- Fill a 5-gallon beer bucket with 3 gallons water when you start the ginger bug (recipe below). Let it sit out (covered with a kitchen towel) to allow it to dechlorinate.
- Juice the ginger and add to dechlorinated water along with the sugar.
- Add ginger bug starter.
- Add tangerine zest and fronds/stalks of lemongrass.
- To make the beer sweeter (and less like kombucha) add juice of one ripe pineapple for a better balance of flavor.
- Using a long-handled plastic or wooden spoon, whip in a clockwise then counterclockwise fashion at least 4 and ideally 8 times per day.
- Around Day 3 “beer” will be fermenting (bubbles will rise, and a lightly bubbling sound will occur when you listen closely). The ambient temperature is ideal at 72−75 degrees…the hotter it is, the quicker it ferments.
- Taste from Day 2 until you find it “right.” I usually wait until Day 5 or 6 to drink it. Before you drink it, you’ll want to bottle it. Use a plastic screw-top bottle (a cheap alternative to close-hitched glass bottles, and less dangerous should the bottle explode). To avoid an explosion, fill no more than 1 inch from the top, or the pressure can build too much. Let sit on counter for about 24-36 hours until bottle is firm to the touch. The beer should be effervescent. Refrigerate and drink it cold. It will keep in the refrigerator for a while, but it will lose vibrancy, so drink up.
Ginger Beer Bug Starter
- Put sugar in a sterilized vessel. Pour in water that has been left out on counter for at least 24 hours (this dechlorinates it).
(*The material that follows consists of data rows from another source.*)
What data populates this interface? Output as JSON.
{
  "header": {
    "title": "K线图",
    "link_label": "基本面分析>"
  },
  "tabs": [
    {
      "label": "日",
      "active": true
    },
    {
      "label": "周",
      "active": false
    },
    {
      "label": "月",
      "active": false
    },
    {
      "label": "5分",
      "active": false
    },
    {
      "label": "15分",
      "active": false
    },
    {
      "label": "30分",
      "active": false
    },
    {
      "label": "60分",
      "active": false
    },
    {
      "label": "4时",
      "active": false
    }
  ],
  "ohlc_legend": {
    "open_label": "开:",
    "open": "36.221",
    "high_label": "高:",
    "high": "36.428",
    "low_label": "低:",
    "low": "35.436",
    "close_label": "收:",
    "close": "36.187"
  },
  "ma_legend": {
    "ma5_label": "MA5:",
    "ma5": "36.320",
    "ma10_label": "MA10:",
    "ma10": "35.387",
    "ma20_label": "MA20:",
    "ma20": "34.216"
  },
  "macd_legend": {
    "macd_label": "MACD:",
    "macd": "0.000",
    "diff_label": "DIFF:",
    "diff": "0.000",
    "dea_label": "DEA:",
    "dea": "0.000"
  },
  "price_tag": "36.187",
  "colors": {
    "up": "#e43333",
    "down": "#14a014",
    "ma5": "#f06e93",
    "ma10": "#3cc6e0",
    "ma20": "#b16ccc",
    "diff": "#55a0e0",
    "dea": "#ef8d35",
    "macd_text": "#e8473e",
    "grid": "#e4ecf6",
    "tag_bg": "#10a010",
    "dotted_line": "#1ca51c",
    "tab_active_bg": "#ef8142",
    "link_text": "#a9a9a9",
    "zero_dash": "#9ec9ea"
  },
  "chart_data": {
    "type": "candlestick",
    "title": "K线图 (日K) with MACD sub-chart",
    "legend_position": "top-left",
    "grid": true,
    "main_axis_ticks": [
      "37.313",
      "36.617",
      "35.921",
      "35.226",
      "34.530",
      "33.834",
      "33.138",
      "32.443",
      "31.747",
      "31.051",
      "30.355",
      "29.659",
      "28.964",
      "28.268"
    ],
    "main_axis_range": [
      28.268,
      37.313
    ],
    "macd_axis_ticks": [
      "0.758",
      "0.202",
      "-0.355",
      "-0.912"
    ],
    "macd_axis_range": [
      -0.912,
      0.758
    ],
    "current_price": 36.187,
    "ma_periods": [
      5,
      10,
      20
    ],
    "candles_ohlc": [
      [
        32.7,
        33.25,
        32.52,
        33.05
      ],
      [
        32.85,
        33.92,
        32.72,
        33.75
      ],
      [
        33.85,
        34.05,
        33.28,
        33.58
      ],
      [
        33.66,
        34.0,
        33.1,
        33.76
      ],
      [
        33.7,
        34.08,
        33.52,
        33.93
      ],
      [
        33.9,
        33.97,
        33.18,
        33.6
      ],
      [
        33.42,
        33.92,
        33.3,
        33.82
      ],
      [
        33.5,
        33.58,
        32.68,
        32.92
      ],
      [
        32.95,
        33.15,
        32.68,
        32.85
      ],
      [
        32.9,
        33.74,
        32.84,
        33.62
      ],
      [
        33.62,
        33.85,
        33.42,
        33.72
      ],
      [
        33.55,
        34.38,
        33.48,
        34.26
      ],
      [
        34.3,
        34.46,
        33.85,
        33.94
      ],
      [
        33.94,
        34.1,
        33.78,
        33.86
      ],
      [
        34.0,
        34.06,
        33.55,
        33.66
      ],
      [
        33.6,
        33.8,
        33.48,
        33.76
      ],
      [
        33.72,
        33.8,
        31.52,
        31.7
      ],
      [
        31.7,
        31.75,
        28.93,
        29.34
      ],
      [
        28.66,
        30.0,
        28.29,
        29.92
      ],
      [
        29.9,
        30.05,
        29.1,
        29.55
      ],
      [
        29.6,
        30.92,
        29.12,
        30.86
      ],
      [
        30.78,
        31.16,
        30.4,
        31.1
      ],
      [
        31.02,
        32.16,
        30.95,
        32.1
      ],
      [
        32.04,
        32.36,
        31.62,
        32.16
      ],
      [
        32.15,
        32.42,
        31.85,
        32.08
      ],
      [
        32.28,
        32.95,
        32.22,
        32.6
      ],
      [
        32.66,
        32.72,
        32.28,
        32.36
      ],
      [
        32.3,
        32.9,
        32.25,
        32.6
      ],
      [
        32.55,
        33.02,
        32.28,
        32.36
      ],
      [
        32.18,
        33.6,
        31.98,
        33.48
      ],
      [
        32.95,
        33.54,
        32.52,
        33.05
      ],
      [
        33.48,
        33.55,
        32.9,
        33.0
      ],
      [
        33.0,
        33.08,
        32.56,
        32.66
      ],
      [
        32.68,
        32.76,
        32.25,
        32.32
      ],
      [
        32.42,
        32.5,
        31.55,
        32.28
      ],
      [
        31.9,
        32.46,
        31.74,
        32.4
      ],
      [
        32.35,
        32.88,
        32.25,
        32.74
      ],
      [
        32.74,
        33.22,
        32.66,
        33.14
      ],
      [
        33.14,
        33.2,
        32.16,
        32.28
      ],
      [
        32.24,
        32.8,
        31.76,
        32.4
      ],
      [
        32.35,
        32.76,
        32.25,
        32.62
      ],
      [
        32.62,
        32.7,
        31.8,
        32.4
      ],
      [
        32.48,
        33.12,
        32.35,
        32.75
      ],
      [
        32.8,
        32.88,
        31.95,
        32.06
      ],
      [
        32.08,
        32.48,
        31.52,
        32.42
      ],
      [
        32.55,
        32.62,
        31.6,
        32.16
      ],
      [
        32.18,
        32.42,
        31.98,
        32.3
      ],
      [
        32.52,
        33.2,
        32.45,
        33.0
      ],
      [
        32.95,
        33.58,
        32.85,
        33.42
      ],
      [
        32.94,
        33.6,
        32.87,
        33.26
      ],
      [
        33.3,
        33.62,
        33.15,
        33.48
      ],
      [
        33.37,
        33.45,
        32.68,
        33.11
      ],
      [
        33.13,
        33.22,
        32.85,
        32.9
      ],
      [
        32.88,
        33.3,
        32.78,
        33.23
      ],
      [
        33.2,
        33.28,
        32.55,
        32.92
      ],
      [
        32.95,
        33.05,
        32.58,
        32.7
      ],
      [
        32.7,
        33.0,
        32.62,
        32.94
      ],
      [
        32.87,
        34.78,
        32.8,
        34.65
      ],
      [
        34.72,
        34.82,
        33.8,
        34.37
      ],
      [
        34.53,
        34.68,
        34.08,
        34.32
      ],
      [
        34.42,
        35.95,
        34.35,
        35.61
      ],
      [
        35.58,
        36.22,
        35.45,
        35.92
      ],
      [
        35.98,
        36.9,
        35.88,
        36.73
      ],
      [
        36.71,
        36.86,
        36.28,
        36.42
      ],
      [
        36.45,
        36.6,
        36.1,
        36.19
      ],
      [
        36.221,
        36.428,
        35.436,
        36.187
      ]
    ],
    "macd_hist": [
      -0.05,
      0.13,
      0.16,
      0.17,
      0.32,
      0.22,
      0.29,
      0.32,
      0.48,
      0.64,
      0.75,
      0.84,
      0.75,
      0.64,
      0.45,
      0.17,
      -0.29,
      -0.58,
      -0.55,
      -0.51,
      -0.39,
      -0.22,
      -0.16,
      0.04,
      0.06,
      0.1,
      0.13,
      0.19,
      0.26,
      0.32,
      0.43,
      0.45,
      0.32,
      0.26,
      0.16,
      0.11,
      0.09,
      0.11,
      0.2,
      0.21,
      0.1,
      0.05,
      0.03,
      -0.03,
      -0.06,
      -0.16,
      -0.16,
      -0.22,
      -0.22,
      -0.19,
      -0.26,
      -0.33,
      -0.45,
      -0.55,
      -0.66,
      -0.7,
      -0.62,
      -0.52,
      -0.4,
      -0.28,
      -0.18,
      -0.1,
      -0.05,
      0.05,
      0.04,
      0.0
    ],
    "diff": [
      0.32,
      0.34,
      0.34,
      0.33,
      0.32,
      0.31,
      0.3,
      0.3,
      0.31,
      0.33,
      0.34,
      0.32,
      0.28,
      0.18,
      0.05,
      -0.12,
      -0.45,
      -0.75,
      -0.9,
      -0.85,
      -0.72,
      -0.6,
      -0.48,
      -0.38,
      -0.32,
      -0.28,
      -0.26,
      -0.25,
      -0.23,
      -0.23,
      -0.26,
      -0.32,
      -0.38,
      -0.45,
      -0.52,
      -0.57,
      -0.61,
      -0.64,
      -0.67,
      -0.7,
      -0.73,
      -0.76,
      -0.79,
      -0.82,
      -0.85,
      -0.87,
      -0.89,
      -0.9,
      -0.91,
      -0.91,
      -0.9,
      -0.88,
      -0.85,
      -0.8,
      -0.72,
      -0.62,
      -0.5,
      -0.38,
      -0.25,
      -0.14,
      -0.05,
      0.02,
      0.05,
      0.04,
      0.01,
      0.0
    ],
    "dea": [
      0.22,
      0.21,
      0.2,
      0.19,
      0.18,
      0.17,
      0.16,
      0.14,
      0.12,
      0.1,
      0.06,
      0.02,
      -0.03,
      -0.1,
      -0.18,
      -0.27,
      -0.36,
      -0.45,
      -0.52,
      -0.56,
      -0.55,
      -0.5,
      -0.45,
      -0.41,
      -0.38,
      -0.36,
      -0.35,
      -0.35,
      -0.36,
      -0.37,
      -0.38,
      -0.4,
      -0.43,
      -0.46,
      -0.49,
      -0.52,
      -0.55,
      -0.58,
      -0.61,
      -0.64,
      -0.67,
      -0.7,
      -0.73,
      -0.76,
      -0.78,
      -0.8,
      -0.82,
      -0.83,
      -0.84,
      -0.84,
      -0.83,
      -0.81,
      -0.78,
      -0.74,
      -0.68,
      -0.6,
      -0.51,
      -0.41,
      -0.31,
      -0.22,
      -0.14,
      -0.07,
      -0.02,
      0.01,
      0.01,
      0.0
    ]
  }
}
- Finely dice ginger on a clean surface. (Organic ginger works best. Conventional ginger works but takes longer and the flavor is not as good.)
- Use a wooden skewer to “whip” or agitate the ginger-water-sugar mixture.
- Leave the top of the vessel open and covered with a cloth. Agitate a couple of times a day until little bubbles form on top. If you listen to the “bug,” you can hear it bubbling. It’s usually ready in 2−4 days.